Charakteristisch für beide Geschlechter junger Leute war ein freier Bauchnabel. Die kurzen Oberteile gewährten diesen Einblick. Solche winzigen Pullover-Modelle bot der Handel an, so dass die jungen Frauen nicht auf eine falsche Temperatur-Einstellung beim Waschen eines normalen Pullovers angewiesen waren. Mit langen Blusen ging es noch einfacher. Sie wurden unterhalb der Brust zusammen geknotet. Hauptsache, der Körper zwischen Brust und Bund war nicht durch Stoff verdeckt.
Die Männermode wurde von den Designern weniger vernachlässigt, als es den Anschein hatte. Es lag höchsten daran, dass die Jugendlichen in ihren vielfältigen Bekleidungsarten die gesamte Aufmerksamkeit in Beschlag nahmen. Umso mehr dürfte es den Mann gefreut haben zu lesen, dass sich New Yorker Designer zu einem Gemeinschaftsprojekt in Sachen Herrenmode zusammengefunden hatten. Mehr als zwanzig Modemacher zeigten ihre Kollektionen in den Ton- und Filmstudios der 54. Straße in Manhattan. Die Aufmerksamkeit der Medien war ihnen sicher und die der Männer in aller Welt sollte folgen.
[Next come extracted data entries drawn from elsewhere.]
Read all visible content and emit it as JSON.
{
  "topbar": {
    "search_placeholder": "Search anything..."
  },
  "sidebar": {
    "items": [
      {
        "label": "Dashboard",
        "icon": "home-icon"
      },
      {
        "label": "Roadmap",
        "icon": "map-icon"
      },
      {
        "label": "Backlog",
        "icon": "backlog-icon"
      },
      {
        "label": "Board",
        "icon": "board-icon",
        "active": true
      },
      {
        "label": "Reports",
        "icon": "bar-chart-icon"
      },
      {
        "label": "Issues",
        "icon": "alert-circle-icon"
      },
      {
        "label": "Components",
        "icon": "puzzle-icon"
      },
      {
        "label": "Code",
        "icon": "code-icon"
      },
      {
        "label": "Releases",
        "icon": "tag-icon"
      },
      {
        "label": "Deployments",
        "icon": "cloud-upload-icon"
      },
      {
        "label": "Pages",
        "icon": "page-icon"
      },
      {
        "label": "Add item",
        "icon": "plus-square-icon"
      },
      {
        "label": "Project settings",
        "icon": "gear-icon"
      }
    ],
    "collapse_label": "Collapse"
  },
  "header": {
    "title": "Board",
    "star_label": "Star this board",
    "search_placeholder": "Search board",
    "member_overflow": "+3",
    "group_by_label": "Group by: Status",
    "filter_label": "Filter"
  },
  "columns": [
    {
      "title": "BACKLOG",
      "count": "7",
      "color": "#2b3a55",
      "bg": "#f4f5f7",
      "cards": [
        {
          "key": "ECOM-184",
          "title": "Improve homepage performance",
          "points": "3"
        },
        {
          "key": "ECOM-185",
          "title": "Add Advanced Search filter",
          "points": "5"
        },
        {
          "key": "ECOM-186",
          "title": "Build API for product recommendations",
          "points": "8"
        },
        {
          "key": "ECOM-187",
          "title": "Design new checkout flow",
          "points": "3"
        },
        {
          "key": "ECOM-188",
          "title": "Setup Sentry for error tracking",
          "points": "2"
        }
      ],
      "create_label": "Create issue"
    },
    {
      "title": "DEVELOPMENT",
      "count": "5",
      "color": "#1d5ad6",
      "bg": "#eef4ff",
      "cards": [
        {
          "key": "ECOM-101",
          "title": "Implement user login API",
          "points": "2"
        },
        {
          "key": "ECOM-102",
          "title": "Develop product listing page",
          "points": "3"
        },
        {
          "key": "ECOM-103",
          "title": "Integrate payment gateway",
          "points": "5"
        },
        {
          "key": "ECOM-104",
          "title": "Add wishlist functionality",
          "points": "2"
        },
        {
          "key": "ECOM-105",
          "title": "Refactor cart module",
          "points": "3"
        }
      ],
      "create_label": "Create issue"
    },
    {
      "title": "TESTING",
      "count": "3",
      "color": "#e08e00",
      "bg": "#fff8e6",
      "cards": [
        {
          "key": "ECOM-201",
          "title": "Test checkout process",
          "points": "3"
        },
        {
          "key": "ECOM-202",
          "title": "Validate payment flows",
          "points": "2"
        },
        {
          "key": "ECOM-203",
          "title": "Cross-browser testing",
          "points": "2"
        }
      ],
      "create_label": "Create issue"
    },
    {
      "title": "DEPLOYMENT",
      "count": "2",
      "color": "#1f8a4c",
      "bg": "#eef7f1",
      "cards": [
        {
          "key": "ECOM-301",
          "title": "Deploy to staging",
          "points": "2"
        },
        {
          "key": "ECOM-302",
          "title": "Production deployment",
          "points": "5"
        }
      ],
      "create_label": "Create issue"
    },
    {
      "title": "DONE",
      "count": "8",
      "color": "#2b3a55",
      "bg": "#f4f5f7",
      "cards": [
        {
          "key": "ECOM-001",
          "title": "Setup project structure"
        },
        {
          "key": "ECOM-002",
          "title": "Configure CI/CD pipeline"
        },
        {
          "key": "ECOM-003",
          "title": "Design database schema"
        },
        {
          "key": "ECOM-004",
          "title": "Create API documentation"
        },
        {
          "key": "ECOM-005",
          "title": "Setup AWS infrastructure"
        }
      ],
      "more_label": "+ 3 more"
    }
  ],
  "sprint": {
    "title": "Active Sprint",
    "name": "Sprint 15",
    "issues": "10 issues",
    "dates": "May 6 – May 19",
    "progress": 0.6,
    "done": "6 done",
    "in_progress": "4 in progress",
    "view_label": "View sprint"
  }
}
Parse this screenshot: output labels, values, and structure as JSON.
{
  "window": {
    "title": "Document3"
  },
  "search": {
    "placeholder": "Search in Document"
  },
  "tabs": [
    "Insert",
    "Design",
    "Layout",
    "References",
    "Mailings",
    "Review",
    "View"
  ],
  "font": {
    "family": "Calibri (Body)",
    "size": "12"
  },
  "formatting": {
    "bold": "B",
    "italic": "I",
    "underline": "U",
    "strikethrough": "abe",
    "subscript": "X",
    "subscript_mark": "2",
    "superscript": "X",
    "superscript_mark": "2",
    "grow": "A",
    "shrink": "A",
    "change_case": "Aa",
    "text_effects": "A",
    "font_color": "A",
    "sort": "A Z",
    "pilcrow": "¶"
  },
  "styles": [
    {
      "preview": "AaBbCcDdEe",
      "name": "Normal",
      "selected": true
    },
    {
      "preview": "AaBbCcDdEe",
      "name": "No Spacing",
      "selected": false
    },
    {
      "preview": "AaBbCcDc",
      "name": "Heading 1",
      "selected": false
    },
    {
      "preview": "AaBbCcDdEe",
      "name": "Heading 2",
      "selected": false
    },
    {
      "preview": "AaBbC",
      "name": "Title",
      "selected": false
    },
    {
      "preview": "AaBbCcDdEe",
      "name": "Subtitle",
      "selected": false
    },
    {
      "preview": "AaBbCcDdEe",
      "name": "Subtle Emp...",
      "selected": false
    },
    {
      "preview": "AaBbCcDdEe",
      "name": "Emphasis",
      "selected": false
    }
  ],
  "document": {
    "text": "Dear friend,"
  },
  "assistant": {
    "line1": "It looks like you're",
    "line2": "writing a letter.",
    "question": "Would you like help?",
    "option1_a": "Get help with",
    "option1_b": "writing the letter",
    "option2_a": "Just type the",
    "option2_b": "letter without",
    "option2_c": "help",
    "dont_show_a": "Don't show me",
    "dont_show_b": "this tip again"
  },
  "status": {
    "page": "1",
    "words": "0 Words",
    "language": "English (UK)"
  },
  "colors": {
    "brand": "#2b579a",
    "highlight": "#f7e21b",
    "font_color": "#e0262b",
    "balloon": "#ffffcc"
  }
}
Die Herren beschränkten sich derweil in Wartehaltung, durften sich jedoch mit einigen neuen Farben anfreunden, die natürlich weiterhin gedeckt waren. Die Kombination von Schwarz mit Grau oder Braun sollte der angesagte Trend sein. Man sagte den Farbkombinationen nach, sie hätten einen avantgardistischen Einschlag. Doch entscheidend war, dass die Mode das weiße Krawatten-Business-Hemd aus den Büros verbannte. Legitim waren jetzt ein Jersey-Hemd oder ein lässiges, aber dunkles Hemd. Wer hätte das gedacht?